Early last April, Bank of Scotland released a survey of 100 companies in the oil and gas industry.

In those spring days, the talk was of 39,000 jobs being created over two years and of international expansion. If firms had a problem, it was a skills shortage. Back then, Brent crude futures contracts were trading at $107; yesterday, the barrel price was $64.88.

When the collapse began, George Osborne acquired the habit of saying it was good news for consumers. The Chancellor was right, but only up to a point. The United Kingdom industry, centred on the North Sea, is also an employer of fundamental importance to Scotland and to the wider country. Even its diminished tax revenues still count for something on the Treasury's books.

Before falling prices began to lay waste to jobs and investment plans, Oil & Gas UK estimated that 440,000 people depended directly or indirectly on the industry for their livelihoods. Scotland's share was reckoned to be 45 per cent of the total. If there is a crisis now, the economic and human consequences are of a scale that demands responses from governments in London and Edinburgh.

The 22nd Oil and Gas Survey from Aberdeen & Grampian Chamber of Commerce should set alarm bells ringing in Holyrood and Westminster. Sixty seven per cent of operators have been forced to cancel projects. Confidence and activity levels are at historically low levels. Seventy per cent of firms surveyed have seen the value of exploration fall. Barely one in five contractors is working at or above "optimum" levels.

Investment intentions are meanwhile cautious, at best. There is a diminishing degree of confidence in "international activities". Decommissioning work provides relief but that is, of itself, the mark of an industry in difficulties. The picture is gloomy.

Mr Osborne would no doubt respond that he was alert to problems and acted accordingly. Once again, the Chancellor is partly right. The £1.3 billion package announced in his Budget was welcomed, but it came only after intense lobbying from the industry and the Scottish National Party administration in Edinburgh. It was a remedy, in any case, for problems caused by one Mr Osborne.

In March, he cut petroleum revenue tax from 50 per cent to 35 per cent and reduced supplementary corporation tax from 30 per cent to 20 per cent. This was the same Chancellor, however, who had helped himself to a £2bn windfall in 2011 by raising the latter tax from 20 per cent to 32 per cent (later reduced to 30 per cent). Between 2011 and 2013 production fell sharply and new exploration slowed almost to a halt. Tax revenues of £10.9bn in 2011/12 were down to £4.7bn in 2013/14.

Clearly, a collapsing price has been paramount. It can be argued, nevertheless, that in his Budget Mr Osborne was repairing damage for which he was responsible.
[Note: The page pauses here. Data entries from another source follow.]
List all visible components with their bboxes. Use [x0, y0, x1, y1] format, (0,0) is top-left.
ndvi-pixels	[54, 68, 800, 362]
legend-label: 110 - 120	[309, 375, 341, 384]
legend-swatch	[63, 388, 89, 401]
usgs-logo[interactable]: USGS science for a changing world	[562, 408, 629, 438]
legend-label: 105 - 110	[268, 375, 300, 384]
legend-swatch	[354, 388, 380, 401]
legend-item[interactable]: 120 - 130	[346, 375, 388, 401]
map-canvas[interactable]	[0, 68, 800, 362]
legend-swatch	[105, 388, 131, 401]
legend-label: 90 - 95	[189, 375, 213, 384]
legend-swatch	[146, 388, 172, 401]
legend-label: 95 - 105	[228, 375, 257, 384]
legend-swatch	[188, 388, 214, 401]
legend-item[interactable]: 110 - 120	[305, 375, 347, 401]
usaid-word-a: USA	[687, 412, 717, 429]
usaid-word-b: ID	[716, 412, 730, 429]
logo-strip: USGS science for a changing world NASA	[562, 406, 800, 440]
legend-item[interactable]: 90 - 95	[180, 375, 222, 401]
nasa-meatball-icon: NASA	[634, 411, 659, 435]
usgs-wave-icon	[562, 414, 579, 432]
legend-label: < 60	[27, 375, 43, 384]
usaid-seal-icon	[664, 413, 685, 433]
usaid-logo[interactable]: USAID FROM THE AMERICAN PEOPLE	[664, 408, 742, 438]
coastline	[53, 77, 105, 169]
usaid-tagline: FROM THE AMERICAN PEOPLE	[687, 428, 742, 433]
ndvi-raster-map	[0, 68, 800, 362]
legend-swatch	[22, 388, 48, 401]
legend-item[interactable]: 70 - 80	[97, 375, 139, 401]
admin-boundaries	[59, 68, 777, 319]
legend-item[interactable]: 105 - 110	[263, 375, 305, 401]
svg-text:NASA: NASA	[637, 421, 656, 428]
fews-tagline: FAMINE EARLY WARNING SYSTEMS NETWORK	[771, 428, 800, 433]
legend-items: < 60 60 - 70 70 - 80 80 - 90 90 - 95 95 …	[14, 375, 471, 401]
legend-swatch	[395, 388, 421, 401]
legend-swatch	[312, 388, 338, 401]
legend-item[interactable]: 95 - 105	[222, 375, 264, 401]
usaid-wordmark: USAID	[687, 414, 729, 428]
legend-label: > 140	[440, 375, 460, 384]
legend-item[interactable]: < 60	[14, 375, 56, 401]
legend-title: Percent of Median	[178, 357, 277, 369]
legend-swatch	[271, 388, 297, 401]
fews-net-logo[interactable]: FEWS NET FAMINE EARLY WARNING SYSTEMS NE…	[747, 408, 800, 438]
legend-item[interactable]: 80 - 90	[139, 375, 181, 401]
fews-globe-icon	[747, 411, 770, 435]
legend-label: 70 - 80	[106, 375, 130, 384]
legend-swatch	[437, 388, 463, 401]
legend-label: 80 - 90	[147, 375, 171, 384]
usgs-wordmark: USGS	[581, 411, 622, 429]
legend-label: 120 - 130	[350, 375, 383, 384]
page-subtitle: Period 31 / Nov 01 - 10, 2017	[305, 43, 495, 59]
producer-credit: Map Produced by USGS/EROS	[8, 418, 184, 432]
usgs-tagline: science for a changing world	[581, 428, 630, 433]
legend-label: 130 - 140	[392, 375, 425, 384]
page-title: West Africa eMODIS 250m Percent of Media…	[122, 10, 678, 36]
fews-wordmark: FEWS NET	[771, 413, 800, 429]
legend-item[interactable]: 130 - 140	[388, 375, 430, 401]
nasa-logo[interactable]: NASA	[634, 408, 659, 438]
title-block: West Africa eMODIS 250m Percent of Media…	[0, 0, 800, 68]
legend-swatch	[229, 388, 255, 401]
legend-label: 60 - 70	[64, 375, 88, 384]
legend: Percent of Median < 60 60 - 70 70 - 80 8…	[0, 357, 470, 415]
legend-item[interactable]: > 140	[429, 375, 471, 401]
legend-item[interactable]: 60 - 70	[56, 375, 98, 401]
Since his petroleum revenue tax cut does not take effect until next year, there is good reason to say he should be doing more, and doing it now, if issues raised by the Aberdeen & Grampian Chamber are to be addressed.

Things move fast in the energy industry, as the fall in prices reminded us. Chancellors who preach the need for stability and certainty must also be quick off the mark.